All you have to do add .reset_index(inplace=True)after the name of the DataFrame:
您只需.reset_index(inplace=True)在 DataFrame 名称后添加:
df.reset_index(inplace=True)
回答by Karl Anka
This doesn't really apply to your case but could be helpful for others (like myself 5 minutes ago) to know. If one's multindex have the same name like this:
这并不真正适用于您的情况,但可能对其他人(如 5 分钟前的我)了解有所帮助。如果一个人的多重索引有这样的同名:
value
Trial Trial
1 0 13
1 3
2 4
2 0 NaN
1 12
3 0 34
df.reset_index(inplace=True)will fail, cause the columns that are created cannot have the same names.

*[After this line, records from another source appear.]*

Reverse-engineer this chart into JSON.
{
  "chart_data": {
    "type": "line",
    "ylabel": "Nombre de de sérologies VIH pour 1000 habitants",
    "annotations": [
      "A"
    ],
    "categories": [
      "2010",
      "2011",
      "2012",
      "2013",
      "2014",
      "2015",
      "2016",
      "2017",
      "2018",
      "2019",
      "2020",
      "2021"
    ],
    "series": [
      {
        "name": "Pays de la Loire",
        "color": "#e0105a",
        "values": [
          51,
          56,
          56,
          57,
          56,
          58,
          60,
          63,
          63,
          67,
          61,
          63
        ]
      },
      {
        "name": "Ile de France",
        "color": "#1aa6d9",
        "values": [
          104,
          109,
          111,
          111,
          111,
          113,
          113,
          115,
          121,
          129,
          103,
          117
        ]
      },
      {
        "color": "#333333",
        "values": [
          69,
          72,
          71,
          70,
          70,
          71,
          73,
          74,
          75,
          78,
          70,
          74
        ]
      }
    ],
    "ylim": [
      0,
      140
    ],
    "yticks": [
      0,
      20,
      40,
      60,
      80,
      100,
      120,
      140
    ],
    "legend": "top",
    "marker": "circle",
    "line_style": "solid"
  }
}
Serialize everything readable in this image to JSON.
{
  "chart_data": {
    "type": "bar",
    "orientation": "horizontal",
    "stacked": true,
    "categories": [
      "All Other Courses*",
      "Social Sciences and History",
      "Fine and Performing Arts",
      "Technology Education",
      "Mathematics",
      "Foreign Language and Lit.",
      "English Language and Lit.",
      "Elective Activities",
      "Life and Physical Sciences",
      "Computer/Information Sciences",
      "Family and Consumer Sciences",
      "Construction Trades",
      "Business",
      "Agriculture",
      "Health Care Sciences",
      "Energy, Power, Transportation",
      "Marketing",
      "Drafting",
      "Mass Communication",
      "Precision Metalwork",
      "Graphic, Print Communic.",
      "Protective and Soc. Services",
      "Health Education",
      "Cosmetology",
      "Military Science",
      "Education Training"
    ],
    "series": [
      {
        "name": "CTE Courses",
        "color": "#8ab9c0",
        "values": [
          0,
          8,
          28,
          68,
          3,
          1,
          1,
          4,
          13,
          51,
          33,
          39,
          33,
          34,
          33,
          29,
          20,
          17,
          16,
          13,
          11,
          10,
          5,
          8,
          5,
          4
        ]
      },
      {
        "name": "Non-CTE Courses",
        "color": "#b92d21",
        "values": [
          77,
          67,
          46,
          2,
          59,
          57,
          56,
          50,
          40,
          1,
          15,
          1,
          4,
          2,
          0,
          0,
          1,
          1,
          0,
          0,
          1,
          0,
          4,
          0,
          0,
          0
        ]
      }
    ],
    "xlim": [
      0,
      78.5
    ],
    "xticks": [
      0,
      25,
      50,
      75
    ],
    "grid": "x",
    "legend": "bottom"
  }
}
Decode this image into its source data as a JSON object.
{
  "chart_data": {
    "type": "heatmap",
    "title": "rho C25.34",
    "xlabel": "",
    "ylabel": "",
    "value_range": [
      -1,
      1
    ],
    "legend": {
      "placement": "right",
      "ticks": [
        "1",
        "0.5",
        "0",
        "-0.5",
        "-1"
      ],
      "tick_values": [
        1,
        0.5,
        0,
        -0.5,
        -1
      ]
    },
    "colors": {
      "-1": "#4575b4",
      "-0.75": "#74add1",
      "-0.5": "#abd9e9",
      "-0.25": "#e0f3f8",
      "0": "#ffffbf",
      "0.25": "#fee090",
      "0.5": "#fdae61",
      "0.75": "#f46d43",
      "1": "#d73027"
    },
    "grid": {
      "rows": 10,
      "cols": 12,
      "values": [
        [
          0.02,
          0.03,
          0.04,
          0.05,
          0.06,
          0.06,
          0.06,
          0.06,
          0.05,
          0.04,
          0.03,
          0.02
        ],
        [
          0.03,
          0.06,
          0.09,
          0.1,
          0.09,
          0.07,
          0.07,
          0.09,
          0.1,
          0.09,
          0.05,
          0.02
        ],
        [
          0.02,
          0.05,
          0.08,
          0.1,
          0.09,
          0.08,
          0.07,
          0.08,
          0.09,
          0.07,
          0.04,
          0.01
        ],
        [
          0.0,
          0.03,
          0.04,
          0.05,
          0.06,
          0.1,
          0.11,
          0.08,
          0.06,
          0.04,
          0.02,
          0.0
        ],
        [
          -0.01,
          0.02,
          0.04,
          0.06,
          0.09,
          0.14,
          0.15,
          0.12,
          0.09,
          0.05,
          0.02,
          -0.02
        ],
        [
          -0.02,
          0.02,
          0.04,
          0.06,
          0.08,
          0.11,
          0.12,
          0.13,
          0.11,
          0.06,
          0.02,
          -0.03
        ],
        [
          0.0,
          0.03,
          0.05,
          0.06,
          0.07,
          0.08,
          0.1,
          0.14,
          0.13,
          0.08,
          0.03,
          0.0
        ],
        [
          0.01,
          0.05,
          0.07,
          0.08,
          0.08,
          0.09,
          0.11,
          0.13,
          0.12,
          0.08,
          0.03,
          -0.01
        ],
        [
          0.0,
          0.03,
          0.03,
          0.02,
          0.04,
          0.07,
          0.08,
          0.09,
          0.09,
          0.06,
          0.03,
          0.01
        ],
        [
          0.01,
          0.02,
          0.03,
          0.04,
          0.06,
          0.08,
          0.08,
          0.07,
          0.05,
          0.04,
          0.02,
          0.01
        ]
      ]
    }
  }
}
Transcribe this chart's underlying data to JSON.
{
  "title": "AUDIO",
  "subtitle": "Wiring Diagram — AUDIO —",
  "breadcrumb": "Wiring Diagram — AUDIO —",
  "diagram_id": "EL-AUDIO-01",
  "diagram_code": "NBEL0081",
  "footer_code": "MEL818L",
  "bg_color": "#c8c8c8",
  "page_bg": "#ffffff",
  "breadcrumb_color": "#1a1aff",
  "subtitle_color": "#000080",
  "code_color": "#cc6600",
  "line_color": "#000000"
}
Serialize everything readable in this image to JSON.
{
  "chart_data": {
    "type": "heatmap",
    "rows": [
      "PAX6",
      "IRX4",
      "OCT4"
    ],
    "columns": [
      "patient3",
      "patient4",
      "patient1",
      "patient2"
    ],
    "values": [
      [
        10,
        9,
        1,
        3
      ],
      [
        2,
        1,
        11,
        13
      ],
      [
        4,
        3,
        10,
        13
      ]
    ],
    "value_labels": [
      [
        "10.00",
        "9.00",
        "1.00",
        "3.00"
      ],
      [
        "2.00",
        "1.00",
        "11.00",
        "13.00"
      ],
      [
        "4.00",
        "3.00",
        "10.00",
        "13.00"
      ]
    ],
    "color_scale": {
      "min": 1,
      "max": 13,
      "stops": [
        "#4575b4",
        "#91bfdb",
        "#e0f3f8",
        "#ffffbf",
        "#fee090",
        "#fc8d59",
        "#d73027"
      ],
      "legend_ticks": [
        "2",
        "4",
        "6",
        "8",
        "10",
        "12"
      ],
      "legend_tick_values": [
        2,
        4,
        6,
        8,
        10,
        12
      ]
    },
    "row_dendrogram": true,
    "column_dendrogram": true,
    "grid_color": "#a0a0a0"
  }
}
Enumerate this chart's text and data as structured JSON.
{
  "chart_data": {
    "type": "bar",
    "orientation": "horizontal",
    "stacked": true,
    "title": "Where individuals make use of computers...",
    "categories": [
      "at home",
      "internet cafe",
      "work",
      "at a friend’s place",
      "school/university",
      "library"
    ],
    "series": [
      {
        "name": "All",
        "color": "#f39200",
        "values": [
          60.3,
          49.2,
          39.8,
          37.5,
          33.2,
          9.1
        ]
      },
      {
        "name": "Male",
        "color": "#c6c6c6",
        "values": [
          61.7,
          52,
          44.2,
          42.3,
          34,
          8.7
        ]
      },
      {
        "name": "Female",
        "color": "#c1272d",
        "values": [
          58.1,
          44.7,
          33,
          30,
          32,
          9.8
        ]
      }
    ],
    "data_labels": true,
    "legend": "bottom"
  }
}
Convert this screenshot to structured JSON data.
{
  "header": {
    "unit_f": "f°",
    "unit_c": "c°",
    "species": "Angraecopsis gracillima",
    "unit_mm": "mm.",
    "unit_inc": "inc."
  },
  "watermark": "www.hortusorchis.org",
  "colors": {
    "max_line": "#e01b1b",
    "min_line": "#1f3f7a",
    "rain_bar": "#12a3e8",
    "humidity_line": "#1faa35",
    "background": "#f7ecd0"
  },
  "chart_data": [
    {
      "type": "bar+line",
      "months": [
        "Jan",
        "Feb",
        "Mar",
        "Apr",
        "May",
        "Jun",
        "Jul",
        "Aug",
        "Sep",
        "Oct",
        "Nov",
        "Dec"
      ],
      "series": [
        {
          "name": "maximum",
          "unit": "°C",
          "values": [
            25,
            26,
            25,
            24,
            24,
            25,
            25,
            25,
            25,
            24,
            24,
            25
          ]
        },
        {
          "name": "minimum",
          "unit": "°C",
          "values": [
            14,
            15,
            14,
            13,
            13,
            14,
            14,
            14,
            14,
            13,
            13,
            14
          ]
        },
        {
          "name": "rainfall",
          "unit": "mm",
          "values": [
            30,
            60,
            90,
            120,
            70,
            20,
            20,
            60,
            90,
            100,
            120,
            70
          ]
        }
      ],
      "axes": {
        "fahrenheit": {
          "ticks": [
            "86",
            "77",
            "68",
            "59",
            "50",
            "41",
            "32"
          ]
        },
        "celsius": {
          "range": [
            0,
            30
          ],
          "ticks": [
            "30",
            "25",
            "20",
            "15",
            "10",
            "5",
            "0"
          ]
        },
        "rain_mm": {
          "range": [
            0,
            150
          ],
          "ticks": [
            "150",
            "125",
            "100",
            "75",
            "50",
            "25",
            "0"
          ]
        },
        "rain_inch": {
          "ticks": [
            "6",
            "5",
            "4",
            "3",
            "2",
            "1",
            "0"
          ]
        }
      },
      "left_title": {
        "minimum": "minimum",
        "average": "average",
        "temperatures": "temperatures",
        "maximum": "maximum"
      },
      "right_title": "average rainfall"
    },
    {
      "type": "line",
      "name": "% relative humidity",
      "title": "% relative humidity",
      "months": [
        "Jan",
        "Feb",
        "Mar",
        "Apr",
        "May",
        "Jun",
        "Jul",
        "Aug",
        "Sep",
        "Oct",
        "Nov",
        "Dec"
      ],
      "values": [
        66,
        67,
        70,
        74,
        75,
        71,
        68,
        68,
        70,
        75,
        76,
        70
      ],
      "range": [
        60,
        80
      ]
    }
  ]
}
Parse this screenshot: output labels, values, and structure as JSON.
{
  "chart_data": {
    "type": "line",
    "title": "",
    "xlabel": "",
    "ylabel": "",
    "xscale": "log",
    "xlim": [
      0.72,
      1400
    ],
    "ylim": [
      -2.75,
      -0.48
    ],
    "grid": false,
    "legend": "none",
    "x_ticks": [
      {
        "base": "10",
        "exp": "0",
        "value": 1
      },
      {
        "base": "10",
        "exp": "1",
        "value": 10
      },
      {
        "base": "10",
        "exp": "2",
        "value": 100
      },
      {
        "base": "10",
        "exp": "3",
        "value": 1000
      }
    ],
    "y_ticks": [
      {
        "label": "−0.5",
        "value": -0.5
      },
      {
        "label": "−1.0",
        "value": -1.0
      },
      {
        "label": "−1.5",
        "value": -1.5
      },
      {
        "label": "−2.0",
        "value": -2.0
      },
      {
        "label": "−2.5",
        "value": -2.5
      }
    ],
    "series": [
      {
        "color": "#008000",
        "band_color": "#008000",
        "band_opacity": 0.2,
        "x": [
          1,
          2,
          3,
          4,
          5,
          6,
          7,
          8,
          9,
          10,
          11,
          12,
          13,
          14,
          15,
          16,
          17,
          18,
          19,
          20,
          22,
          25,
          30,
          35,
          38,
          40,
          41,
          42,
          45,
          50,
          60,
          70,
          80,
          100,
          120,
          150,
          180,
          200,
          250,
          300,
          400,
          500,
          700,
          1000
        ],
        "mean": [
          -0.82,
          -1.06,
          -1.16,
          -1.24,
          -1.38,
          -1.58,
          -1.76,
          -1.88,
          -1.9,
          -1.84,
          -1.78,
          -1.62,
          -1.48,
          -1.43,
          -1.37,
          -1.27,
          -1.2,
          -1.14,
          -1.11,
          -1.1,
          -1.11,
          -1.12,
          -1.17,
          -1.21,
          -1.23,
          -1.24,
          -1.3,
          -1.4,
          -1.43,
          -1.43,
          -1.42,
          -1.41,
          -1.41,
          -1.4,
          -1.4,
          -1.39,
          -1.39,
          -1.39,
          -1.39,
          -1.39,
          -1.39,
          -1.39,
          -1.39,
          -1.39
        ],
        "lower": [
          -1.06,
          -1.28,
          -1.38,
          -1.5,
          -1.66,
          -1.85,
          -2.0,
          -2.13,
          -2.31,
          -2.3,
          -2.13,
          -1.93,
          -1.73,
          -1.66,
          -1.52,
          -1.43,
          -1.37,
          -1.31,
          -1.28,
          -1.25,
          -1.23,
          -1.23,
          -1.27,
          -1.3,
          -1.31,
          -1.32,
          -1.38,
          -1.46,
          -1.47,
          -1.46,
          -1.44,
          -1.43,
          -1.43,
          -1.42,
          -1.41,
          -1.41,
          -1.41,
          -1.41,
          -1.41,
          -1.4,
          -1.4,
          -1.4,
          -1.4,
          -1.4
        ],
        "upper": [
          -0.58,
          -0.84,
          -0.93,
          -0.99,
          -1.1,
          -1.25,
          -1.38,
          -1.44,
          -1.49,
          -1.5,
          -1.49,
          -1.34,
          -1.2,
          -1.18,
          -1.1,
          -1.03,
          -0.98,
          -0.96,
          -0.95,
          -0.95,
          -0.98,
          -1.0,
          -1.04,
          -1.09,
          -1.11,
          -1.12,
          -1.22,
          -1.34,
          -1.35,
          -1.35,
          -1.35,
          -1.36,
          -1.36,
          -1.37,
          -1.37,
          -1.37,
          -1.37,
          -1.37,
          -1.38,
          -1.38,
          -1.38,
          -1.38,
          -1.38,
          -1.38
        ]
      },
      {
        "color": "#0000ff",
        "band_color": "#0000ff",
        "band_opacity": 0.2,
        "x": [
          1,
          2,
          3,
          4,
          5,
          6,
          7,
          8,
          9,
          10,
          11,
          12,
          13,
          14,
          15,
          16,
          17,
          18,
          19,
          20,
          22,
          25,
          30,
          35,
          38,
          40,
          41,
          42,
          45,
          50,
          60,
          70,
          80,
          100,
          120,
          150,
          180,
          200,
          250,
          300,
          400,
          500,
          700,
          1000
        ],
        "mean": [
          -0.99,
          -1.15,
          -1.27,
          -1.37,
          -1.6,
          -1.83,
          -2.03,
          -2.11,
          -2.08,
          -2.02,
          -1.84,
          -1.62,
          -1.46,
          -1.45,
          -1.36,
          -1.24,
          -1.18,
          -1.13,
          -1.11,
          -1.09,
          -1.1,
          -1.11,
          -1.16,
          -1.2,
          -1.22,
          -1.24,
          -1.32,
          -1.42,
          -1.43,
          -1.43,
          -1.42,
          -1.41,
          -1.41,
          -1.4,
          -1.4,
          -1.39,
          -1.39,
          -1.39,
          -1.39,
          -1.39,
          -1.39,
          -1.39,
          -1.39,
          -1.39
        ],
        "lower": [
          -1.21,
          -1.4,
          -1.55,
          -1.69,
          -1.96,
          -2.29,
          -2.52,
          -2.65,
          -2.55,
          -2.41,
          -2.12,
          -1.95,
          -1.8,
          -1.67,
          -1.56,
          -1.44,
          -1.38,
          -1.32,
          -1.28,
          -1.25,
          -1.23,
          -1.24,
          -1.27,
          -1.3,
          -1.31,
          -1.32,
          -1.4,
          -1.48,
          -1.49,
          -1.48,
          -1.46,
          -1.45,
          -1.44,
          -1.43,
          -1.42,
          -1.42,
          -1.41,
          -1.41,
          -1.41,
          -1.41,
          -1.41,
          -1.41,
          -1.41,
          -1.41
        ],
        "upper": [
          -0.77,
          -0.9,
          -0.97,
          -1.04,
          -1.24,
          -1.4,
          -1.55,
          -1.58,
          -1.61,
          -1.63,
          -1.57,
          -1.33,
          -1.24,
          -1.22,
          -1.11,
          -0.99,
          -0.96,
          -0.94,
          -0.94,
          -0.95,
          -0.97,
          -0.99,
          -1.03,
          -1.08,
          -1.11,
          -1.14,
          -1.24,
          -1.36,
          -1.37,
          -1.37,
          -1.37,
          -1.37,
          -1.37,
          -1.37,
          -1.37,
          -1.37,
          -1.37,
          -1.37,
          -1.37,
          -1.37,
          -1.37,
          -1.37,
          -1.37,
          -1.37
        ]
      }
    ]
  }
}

df.reset_index(inplace=True)将失败,导致创建的列不能具有相同的名称。
So then you need to rename the multindex with df.index = df.index.set_names(['Trial', 'measurement'])to get:
那么你需要重命名多重索引df.index = df.index.set_names(['Trial', 'measurement'])以获得:
value
Trial measurement
1 0 13
1 1 3
1 2 4
2 0 NaN
2 1 12
3 0 34
And then df.reset_index(inplace=True)will work like a charm.
然后df.reset_index(inplace=True)会像魅力一样工作。
I encountered this problem after grouping by year and month on a datetime-column(not index) called live_date, which meant that both year and month were named live_date.
我在名为 的日期时间列(不是索引)上按年和月分组后遇到了这个问题live_date,这意味着年和月都被命名为live_date。
回答by sameagol
As @cs95 mentioned in a comment, to drop only one level, use:
正如@cs95 在评论中提到的,要只降低一个级别,请使用:
df.reset_index(level=[...])
df.reset_index(level=[...])
This avoids having to redefine your desired index after reset.
这样可以避免在重置后重新定义所需的索引。